Afenifere chieftain urges FG to establish commission for secondary school education
Chief Seihinde Arogbofa performing the inauguration of the administrative block at Community Comprehensive School in Ikaram Akoko on Sunday.
A former National Secretary of Yoruba socio-cultural organisation, Afenifere, Chief Seinde Arogbofa, has called for the establishment of a secondary school commission to address its dwindling fortune in the country.
Arogbofa stated this at the inauguration of an administrative block and renovated science laboratories at Community Comprehensive High School, Ikaram-Akoko, built by the Old Students' Association, on Sunday.
The Supreme reports that only secondary school education appears to have been left without a regulatory commission in the country.
He decried the rate at which the standard of education was nosediving in Nigeria, owing to poor planning and inadequate funding.
Arogbofa, a retired secondary school principal, said the government should expedite action on establishing a commission for secondary school education in the country.

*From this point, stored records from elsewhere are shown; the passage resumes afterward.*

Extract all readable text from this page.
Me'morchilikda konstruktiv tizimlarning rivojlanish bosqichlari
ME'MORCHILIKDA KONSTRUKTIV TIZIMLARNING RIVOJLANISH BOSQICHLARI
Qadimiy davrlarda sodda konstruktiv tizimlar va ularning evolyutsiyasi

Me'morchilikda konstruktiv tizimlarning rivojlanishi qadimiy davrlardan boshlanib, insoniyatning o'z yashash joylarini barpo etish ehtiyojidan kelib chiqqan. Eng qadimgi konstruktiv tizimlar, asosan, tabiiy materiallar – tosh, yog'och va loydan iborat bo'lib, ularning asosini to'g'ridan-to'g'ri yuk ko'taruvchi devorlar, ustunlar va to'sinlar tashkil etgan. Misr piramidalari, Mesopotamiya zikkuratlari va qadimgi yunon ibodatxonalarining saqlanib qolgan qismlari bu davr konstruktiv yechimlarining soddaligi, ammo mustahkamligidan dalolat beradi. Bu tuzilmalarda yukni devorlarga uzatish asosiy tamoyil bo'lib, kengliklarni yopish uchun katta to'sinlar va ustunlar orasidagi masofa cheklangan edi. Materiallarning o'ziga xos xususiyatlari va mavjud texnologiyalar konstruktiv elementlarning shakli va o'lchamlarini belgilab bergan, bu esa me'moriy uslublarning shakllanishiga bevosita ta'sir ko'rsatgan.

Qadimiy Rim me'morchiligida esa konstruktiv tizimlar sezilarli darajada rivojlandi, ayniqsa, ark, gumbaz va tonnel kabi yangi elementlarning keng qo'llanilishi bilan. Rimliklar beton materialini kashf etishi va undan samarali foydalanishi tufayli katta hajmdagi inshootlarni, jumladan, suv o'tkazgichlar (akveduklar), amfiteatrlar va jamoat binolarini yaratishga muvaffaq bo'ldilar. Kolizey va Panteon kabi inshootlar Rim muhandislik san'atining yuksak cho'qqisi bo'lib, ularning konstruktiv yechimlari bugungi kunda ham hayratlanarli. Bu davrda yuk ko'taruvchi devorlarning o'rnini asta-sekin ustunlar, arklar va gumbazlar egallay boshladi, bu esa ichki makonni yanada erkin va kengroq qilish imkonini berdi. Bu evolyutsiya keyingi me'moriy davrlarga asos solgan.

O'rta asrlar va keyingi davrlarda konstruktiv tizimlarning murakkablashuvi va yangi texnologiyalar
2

The commission, according to him, will boost the administration of post-primary education and improve the quality and standard of education in the country.
"Unless governments at all levels adhere to the recommendations of appropriating 20 percent of the total annual budget and above to education, there may not be an end to the crises in the sector," he said.
Arogbofa commended the old students' association, led by Mr. Olurotimi Williams-Daudu, for giving back to the school, noting that government alone could not solve the infrastructure and equipment deficits in public schools.
Williams-Daudu, who is the Chief Registrar, National Industrial Court, commended members of the association for their collective desire and readiness to contribute to restoring and adding to the structures in the school.
Williams-Daudu, represented by his wife, Dr Funmilola Williams-Daudu, appreciated the Executive Secretary of National Judicial Council, Ahmed Saleh, for his commitment to improving the standard of education in the school.
"I have been at the forefront of making contributions, while members of the association have also been very fantastic in responding to our calls for financial contributions.
"Not only that, a number of my friends across the country have also been supportive," he said.
Williams-Daudu announced the naming of the building after Saleh as a way of appreciating his contributions towards the execution of the project.
The Principal of the school, Mr Adebisi Adesina, commended and appreciated the old students for turning around the fortune of their alma mater.
"The old students are just fantastic and passionate about the future of the current students in the school.
"They have renovated dilapidated buildings and today, we are inaugurating a world-standard administrative building and a block of science laboratories which they facilitated.
"These great people have placed some of our indigent but brilliant students on scholarship, while they have also hired teachers for the school," he said.
The principal, however, called on the state government to send more teachers to the school and equip the laboratories so that the efforts of the old students would not be in vain.